I've been looking for a good entry point to make another aggressive play in the PMs since the May gold correction and silver collapse. It's been about 8 weeks. Given the rising commodity prices and the bad rap QE2 got, there was an idea going around (Marc Faber, for one) that the Fed would dramatically announce an end to QE3, leading to a 2008-like collapse of the stock (and commodities) markets, giving them an excuse to print more money. After Bernanke's talk today, that's looking less likely to me now. The path of least resistance is the one you bet on, and my guess is that they're going to keep flooding the system with liquidity while trying to implement a slow, managed rise in commodity prices by whatever means at their disposal.

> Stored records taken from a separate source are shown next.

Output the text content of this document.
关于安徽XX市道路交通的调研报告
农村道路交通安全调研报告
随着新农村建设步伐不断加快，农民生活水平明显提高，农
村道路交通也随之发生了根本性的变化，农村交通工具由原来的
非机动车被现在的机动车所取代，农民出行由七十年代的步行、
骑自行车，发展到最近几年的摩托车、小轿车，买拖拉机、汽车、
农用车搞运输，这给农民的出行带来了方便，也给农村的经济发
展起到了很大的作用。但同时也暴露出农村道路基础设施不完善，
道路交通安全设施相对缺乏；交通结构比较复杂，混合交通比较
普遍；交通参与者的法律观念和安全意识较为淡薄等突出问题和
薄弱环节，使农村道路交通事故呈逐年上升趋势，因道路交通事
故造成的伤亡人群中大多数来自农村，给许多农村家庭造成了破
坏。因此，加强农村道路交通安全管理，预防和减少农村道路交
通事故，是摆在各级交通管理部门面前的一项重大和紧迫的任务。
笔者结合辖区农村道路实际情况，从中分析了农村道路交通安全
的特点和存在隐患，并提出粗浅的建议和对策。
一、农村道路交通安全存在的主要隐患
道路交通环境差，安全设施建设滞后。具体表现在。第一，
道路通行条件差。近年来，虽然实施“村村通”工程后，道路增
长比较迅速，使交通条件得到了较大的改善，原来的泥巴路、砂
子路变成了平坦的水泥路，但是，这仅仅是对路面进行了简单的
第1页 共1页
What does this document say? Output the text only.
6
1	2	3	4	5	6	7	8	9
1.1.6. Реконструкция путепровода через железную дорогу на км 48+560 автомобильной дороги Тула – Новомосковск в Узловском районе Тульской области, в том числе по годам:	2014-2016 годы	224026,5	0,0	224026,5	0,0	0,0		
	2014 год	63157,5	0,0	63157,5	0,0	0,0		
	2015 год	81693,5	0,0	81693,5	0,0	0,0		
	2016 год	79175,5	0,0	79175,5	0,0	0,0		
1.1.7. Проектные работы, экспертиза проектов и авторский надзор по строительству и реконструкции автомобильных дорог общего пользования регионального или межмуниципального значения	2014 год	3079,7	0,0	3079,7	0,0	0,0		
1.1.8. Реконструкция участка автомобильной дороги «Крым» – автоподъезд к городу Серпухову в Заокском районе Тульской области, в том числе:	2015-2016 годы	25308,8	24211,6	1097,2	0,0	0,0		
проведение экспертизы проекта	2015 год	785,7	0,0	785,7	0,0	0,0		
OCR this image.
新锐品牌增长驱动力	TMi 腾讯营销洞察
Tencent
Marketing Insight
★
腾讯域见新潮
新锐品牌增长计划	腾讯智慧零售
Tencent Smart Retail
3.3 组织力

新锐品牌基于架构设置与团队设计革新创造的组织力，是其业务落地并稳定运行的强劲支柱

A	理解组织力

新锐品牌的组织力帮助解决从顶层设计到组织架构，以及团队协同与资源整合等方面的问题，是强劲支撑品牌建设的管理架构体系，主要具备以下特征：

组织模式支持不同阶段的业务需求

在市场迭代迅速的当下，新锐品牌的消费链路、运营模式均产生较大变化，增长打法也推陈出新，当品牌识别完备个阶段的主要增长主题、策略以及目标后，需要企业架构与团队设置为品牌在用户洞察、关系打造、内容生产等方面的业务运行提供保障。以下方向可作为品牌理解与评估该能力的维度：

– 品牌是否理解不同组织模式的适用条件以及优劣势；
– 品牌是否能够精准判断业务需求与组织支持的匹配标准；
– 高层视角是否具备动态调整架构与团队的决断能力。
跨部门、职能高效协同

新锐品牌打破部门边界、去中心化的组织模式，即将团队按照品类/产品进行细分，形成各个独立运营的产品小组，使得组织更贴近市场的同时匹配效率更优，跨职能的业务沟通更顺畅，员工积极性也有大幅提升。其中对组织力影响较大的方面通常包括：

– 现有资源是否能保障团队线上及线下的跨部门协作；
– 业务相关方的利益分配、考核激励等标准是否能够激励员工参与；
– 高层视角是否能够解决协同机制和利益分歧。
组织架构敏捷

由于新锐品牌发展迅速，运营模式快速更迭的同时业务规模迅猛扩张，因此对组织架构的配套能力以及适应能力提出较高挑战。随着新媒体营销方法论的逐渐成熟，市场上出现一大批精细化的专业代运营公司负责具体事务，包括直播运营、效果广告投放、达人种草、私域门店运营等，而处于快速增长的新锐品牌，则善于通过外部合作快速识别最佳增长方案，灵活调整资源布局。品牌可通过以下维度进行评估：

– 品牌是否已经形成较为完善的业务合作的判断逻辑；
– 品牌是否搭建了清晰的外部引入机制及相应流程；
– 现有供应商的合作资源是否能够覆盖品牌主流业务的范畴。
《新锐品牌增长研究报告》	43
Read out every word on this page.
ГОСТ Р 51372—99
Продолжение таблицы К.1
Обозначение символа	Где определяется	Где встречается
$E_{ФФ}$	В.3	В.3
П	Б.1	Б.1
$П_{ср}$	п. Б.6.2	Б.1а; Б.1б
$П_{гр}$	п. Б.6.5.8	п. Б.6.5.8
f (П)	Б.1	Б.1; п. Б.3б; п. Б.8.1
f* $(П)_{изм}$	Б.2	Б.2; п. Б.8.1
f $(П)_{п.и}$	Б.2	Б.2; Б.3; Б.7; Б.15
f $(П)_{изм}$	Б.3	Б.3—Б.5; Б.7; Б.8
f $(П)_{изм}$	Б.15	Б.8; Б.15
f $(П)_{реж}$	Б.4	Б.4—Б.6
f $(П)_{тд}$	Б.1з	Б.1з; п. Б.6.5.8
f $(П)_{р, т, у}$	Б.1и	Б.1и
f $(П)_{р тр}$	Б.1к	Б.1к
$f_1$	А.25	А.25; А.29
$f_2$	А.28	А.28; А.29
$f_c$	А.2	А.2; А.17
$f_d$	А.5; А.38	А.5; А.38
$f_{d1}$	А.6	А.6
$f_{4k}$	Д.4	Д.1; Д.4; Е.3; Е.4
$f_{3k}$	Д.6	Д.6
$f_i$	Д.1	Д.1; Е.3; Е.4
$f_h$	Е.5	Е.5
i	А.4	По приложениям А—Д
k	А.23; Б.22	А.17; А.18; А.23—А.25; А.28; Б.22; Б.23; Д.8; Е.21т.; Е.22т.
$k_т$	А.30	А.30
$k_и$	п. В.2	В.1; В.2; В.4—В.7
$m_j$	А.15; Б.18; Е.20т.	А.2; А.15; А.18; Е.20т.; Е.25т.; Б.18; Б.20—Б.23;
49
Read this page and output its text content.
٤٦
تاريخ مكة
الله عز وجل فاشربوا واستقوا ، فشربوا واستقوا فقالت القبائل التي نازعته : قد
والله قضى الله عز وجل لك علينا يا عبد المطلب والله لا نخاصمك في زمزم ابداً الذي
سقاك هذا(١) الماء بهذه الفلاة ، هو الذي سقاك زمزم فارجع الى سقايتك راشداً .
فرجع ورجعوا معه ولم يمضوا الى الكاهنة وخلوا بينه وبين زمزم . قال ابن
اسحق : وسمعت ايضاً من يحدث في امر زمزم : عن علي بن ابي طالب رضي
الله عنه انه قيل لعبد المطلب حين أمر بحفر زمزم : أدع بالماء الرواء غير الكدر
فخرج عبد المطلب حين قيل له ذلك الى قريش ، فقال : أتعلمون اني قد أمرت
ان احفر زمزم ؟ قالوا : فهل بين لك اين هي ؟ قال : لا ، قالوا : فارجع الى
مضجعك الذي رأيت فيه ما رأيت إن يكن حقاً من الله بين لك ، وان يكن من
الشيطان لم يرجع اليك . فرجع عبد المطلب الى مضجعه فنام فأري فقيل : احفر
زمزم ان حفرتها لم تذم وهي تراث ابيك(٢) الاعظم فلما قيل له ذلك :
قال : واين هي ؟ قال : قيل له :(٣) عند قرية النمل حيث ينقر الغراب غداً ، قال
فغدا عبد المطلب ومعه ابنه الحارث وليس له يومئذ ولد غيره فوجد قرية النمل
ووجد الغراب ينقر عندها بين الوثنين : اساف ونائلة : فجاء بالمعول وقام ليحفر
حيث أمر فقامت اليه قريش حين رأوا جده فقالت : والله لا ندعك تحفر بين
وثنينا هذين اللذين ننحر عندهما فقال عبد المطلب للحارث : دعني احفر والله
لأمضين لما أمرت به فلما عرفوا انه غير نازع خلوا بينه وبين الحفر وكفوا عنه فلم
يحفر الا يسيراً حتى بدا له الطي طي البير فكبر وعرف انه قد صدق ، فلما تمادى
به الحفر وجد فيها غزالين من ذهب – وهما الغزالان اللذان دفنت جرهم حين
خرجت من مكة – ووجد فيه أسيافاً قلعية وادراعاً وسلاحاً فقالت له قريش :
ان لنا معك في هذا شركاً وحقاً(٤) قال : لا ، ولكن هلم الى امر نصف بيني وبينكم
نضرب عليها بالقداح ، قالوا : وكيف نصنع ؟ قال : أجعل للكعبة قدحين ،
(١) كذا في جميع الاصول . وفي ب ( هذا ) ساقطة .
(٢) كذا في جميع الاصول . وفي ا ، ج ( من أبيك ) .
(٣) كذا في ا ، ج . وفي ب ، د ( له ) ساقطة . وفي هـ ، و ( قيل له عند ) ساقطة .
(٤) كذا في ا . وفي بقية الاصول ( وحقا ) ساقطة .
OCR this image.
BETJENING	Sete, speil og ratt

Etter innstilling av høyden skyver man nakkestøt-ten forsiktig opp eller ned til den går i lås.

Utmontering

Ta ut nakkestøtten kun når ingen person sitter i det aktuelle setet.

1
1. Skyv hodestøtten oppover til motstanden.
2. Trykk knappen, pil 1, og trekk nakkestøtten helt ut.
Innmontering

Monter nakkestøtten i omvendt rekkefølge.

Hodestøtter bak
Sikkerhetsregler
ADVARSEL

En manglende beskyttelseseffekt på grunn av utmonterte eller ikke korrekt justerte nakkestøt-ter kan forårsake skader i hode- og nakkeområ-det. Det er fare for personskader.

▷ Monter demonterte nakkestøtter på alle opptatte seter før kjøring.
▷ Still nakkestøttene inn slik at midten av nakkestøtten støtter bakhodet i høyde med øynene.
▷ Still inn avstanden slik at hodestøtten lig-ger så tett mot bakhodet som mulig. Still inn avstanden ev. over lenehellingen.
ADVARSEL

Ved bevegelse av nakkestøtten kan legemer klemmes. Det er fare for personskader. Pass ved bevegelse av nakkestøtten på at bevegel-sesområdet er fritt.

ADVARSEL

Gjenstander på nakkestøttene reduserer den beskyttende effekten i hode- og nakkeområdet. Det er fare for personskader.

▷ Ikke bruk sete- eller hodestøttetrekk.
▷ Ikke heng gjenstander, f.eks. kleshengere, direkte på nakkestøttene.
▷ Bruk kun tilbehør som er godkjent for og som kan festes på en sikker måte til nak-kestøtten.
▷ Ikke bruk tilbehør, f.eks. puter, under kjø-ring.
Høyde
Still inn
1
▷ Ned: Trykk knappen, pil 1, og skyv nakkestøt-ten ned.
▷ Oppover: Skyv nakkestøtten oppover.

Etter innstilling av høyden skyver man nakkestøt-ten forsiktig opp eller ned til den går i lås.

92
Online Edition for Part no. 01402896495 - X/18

For one thing, the chart of the CRB Commodities Index does not appear to be poised for a 2008-type collapse. Keep in mind, for 5 years, from September 2001 until September 2006, the CRB rose at a steady rate of 17% (orange lines), at the end of which, it stood 10% higher than where it's at now (see upper red/green horizontal line). It then corrected for ~6 months before beginning a truly hyperbolic ascent that led to the 2008 collapse.



In the only 2.5 years since the bottom of that collapse, the CRB has been rising steadily at 23% (bright green lines), and its 200-day moving average (purple) is currently where it was in May 2006 (see lower red/green horizontal line). So, I find it hard to believe that TPTB would intentionally risk the chaos of a market crash at this point, including a further decline in housing, to "control" an inflation that they don't feel compelled to concede even exists, as of yet.


On the other hand, the CCI Commodity Index, which weighs oil prices much less, is about 5% over its 2008 peak. Note that, unlike the CRB, this index went up steadily for about 7 years (2001-2008) without a serious correction, before the 2008 collapse. Interestingly, using the "Raff Regression Tool," you see that the slope of the trend since the collapse (blue lines) has not changed at all from the slope before the collapse (grey lines). It's as if the entire graph was simply shifted down, to continue its ascent. I could see it moving up all the way to the top blue line again before people really get alarmed.



Also, note that the orange 233-day moving average (we use Fibonacci numbers here at Screwtape - we're sophisticated like that) appears to be a very strong basis of support for almost a decade. Well, that moving average is right around the level of the 2008 peak that proved to be resistance last November (see red/green horizontal line). If the CCI falls another 5% to that point, that to me would be a bullish signal for re-entry.


On the other hand, I wouldn't be surprised at a breakout from here. For one thing, the mining stocks have woken up. In poker terms, I think we've been dealt a Q-10 or K-9 right now. I'm going to see how things play out this week, and wait at least until options expiration Monday to go back in aggressively.



1 comment:

Louis Cypher said...

Very nice Mr. Jenkins.
The notion doing the rounds on the intertubes that the all seeing and all powerful Oz will engineer a market crash to usher in QE3 is a little silly IMO. Another whiff of a 2008 would have people cashing in whats left of their 401K's etc.
All confidence in the markets would vanish and possibly never return. 2008 put us so close to the edge it would be insane to try and replicate it. Nor do I believe 2008 was engineered. 2008 was the year TBTB lost control.